We see it in the trees as they shed their summer glory for something new. These new colors with their cozy palette are also welcome. It is different but just as glorious, just as the season into which you are ushering us. It’s a quieter season, one of more inward contemplation.
I’m drinking more tea again. I relish the ritual of filling up the kettle and preparing my cup while I wait for the water to boil. I would never think of using the microwave, because it would rush the process. I don’t want to rush anything right now.
I sit with my tea, a blanket, and my Bible. The rain splatters against my window, and I pray, Where are you today? And it is as if the steam from my tea envelops me with your love, replying, Right here. I am right here.
I’m reading the Book of Job right now. Towards the end, after Job’s friends have tried to comfort him, you show up on the scene.

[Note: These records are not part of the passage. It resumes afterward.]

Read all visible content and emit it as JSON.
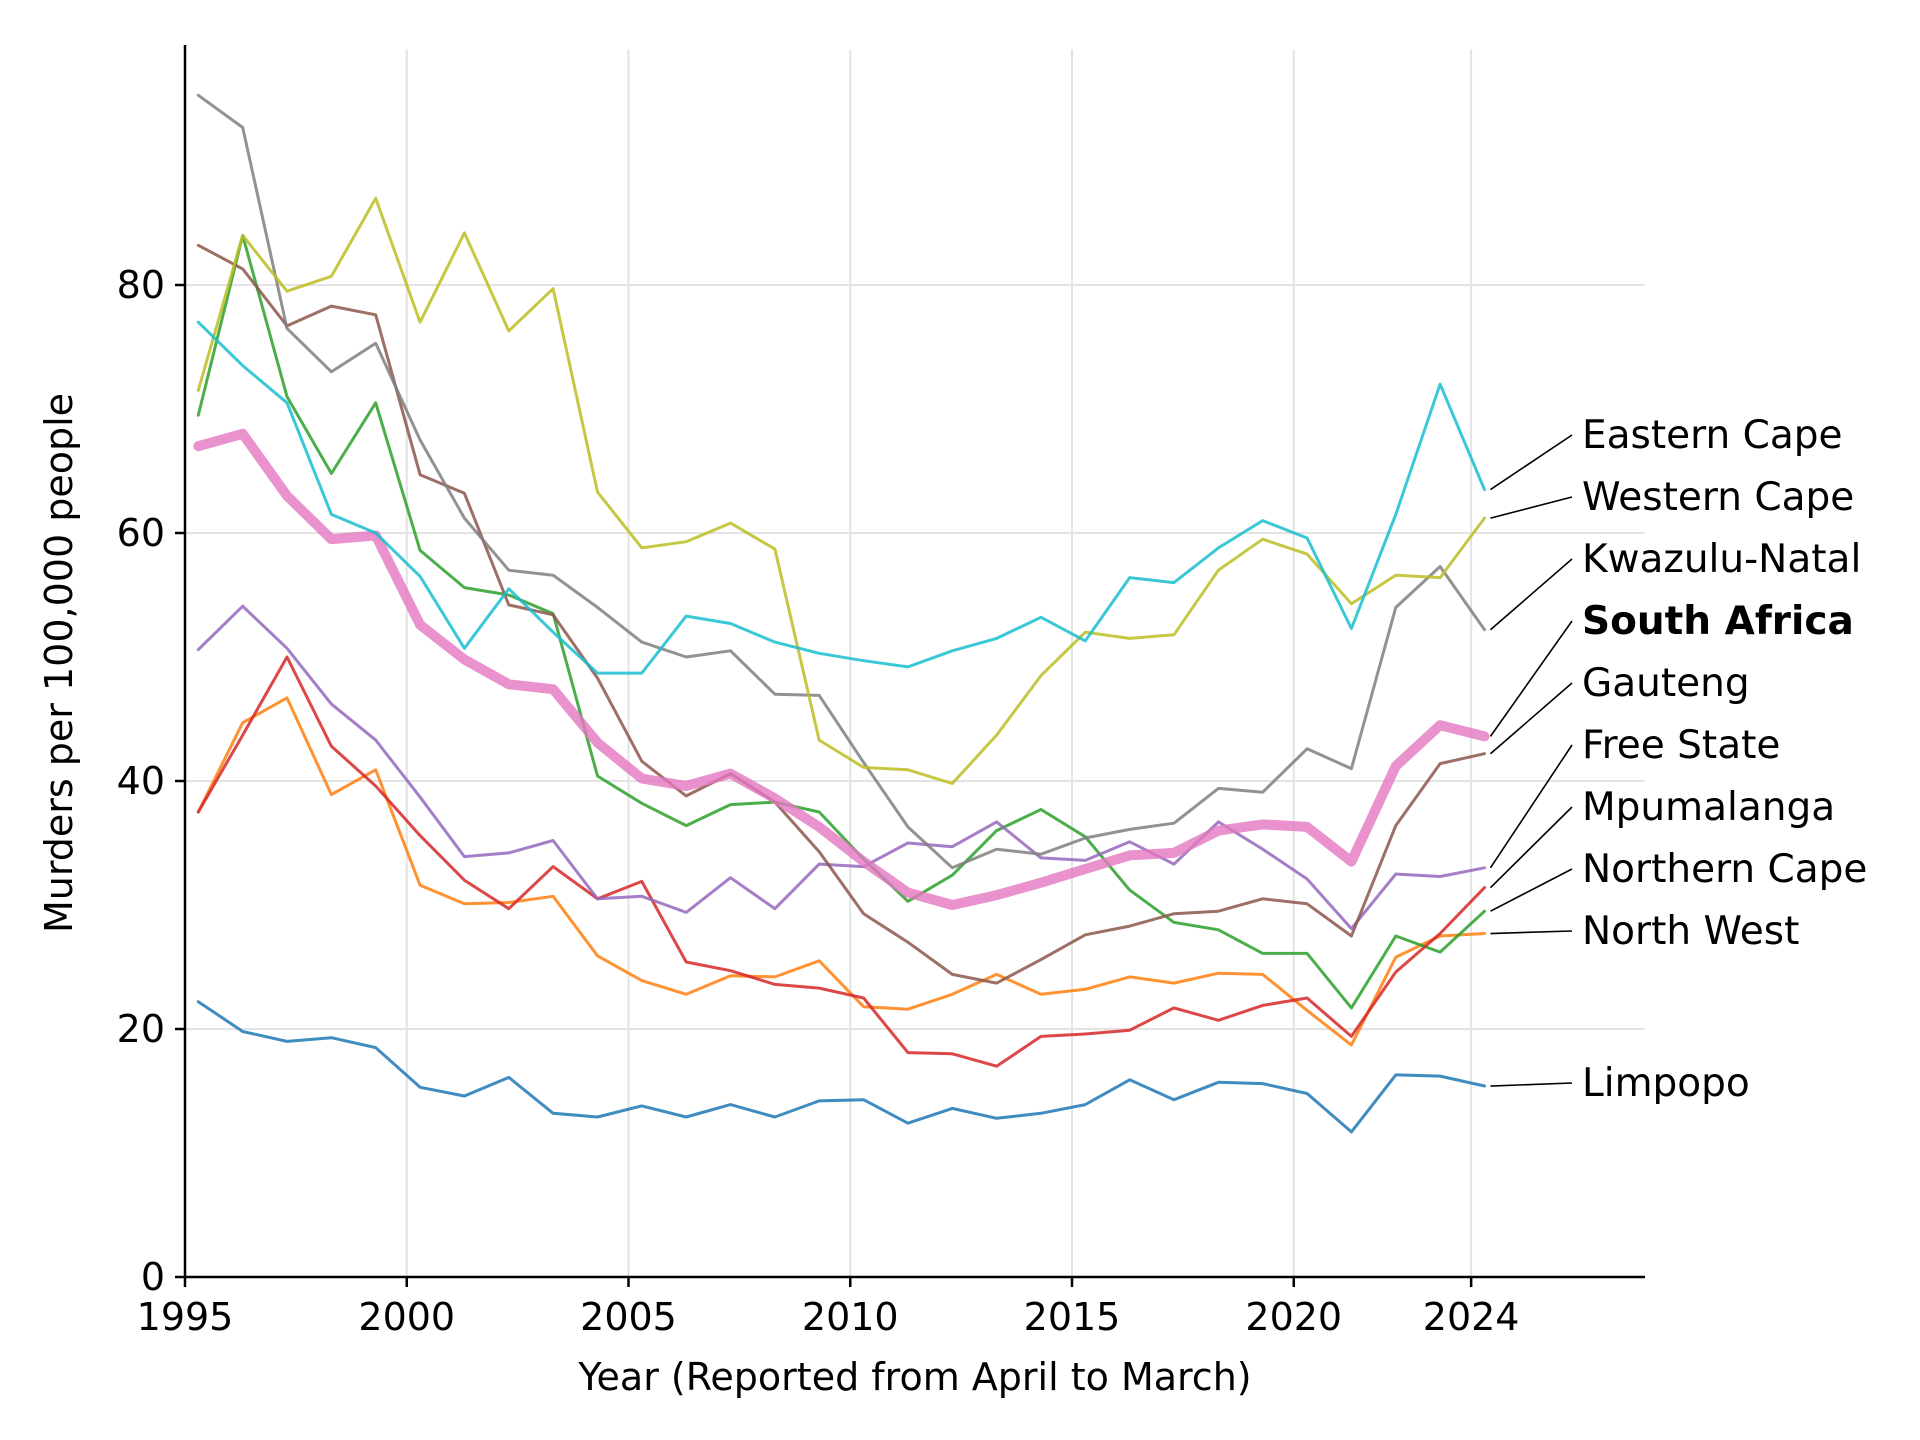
{
  "chart_data": {
    "type": "line",
    "xlabel": "Year (Reported from April to March)",
    "ylabel": "Murders per 100,000 people",
    "xlim": [
      1995,
      2028
    ],
    "ylim": [
      0,
      99
    ],
    "xticks": [
      1995,
      2000,
      2005,
      2010,
      2015,
      2020,
      2024
    ],
    "yticks": [
      0,
      20,
      40,
      60,
      80
    ],
    "grid": true,
    "legend": "direct-labels-right",
    "x": [
      1995.3,
      1996.3,
      1997.3,
      1998.3,
      1999.3,
      2000.3,
      2001.3,
      2002.3,
      2003.3,
      2004.3,
      2005.3,
      2006.3,
      2007.3,
      2008.3,
      2009.3,
      2010.3,
      2011.3,
      2012.3,
      2013.3,
      2014.3,
      2015.3,
      2016.3,
      2017.3,
      2018.3,
      2019.3,
      2020.3,
      2021.3,
      2022.3,
      2023.3,
      2024.3
    ],
    "series": [
      {
        "name": "Eastern Cape",
        "color": "#17becf",
        "width": 3,
        "values": [
          77,
          73.5,
          70.5,
          61.5,
          60,
          56.5,
          50.7,
          55.5,
          52,
          48.7,
          48.7,
          53.3,
          52.7,
          51.2,
          50.3,
          49.7,
          49.2,
          50.5,
          51.5,
          53.2,
          51.3,
          56.4,
          56,
          58.8,
          61,
          59.6,
          52.3,
          61.5,
          72,
          63.5
        ]
      },
      {
        "name": "Western Cape",
        "color": "#bcbd22",
        "width": 3,
        "values": [
          71.5,
          84,
          79.5,
          80.7,
          87,
          77,
          84.2,
          76.3,
          79.7,
          63.3,
          58.8,
          59.3,
          60.8,
          58.7,
          43.3,
          41.1,
          40.9,
          39.8,
          43.7,
          48.5,
          52,
          51.5,
          51.8,
          57,
          59.5,
          58.3,
          54.3,
          56.6,
          56.4,
          61.2
        ]
      },
      {
        "name": "Kwazulu-Natal",
        "color": "#7f7f7f",
        "width": 3,
        "values": [
          95.3,
          92.7,
          76.5,
          73,
          75.3,
          67.5,
          61.2,
          57,
          56.6,
          54,
          51.2,
          50,
          50.5,
          47,
          46.9,
          41.5,
          36.3,
          33,
          34.5,
          34.1,
          35.4,
          36.1,
          36.6,
          39.4,
          39.1,
          42.6,
          41,
          54,
          57.3,
          52.2
        ]
      },
      {
        "name": "South Africa",
        "color": "#e377c2",
        "width": 10,
        "bold": true,
        "values": [
          67,
          68,
          63,
          59.5,
          59.8,
          52.6,
          49.8,
          47.8,
          47.4,
          43.1,
          40.2,
          39.6,
          40.6,
          38.6,
          36.3,
          33.5,
          31,
          30,
          30.8,
          31.8,
          32.9,
          34,
          34.2,
          36,
          36.5,
          36.3,
          33.5,
          41.2,
          44.5,
          43.6
        ]
      },
      {
        "name": "Gauteng",
        "color": "#8c564b",
        "width": 3,
        "values": [
          83.2,
          81.3,
          76.7,
          78.3,
          77.6,
          64.7,
          63.2,
          54.2,
          53.4,
          48.3,
          41.6,
          38.8,
          40.6,
          38.3,
          34.3,
          29.3,
          27,
          24.4,
          23.7,
          25.6,
          27.6,
          28.3,
          29.3,
          29.5,
          30.5,
          30.1,
          27.5,
          36.4,
          41.4,
          42.2
        ]
      },
      {
        "name": "Free State",
        "color": "#9467bd",
        "width": 3,
        "values": [
          50.6,
          54.1,
          50.7,
          46.2,
          43.3,
          38.7,
          33.9,
          34.2,
          35.2,
          30.5,
          30.7,
          29.4,
          32.2,
          29.7,
          33.3,
          33.1,
          35,
          34.7,
          36.7,
          33.8,
          33.6,
          35.1,
          33.3,
          36.7,
          34.5,
          32.1,
          28.1,
          32.5,
          32.3,
          33
        ]
      },
      {
        "name": "Mpumalanga",
        "color": "#d62728",
        "width": 3,
        "values": [
          37.5,
          43.7,
          50,
          42.8,
          39.6,
          35.6,
          32,
          29.7,
          33.1,
          30.5,
          31.9,
          25.4,
          24.7,
          23.6,
          23.3,
          22.5,
          18.1,
          18,
          17,
          19.4,
          19.6,
          19.9,
          21.7,
          20.7,
          21.9,
          22.5,
          19.4,
          24.6,
          27.7,
          31.4
        ]
      },
      {
        "name": "Northern Cape",
        "color": "#2ca02c",
        "width": 3,
        "values": [
          69.5,
          84,
          71,
          64.8,
          70.5,
          58.6,
          55.6,
          55,
          53.5,
          40.4,
          38.2,
          36.4,
          38.1,
          38.3,
          37.5,
          33.7,
          30.3,
          32.4,
          36,
          37.7,
          35.5,
          31.2,
          28.6,
          28,
          26.1,
          26.1,
          21.7,
          27.5,
          26.2,
          29.5
        ]
      },
      {
        "name": "North West",
        "color": "#ff7f0e",
        "width": 3,
        "values": [
          37.5,
          44.7,
          46.7,
          38.9,
          40.9,
          31.6,
          30.1,
          30.2,
          30.7,
          25.9,
          23.9,
          22.8,
          24.3,
          24.2,
          25.5,
          21.8,
          21.6,
          22.8,
          24.4,
          22.8,
          23.2,
          24.2,
          23.7,
          24.5,
          24.4,
          21.5,
          18.7,
          25.8,
          27.5,
          27.7
        ]
      },
      {
        "name": "Limpopo",
        "color": "#1f77b4",
        "width": 3,
        "values": [
          22.2,
          19.8,
          19,
          19.3,
          18.5,
          15.3,
          14.6,
          16.1,
          13.2,
          12.9,
          13.8,
          12.9,
          13.9,
          12.9,
          14.2,
          14.3,
          12.4,
          13.6,
          12.8,
          13.2,
          13.9,
          15.9,
          14.3,
          15.7,
          15.6,
          14.8,
          11.7,
          16.3,
          16.2,
          15.4
        ]
      }
    ]
  }
}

There is the famous line, “Where were you when I laid the foundation of the earth?” (Job 38:4) and then you reveal to Job many of the details of the world you see and have your hand on: “when the mountain goats give birth? / Do you observe the calving of the deer?” (39:1) “The ostrich’s wings flap wildly, / though its pinions lack plumage.” (39:13)
This takes my breath away. You have your hand on all these things, so, of course, you have your hand on the tender thoughts of my heart: the safety of my children, the house repairs, and my parish community.
And as Job I answer that I am small. But that you still would care for me and the details of my life leaves me in awe.
I sit in your wonder and glory, no longer thinking of my little worries. I simply sit in awe, for I know I am in the palm of your hand.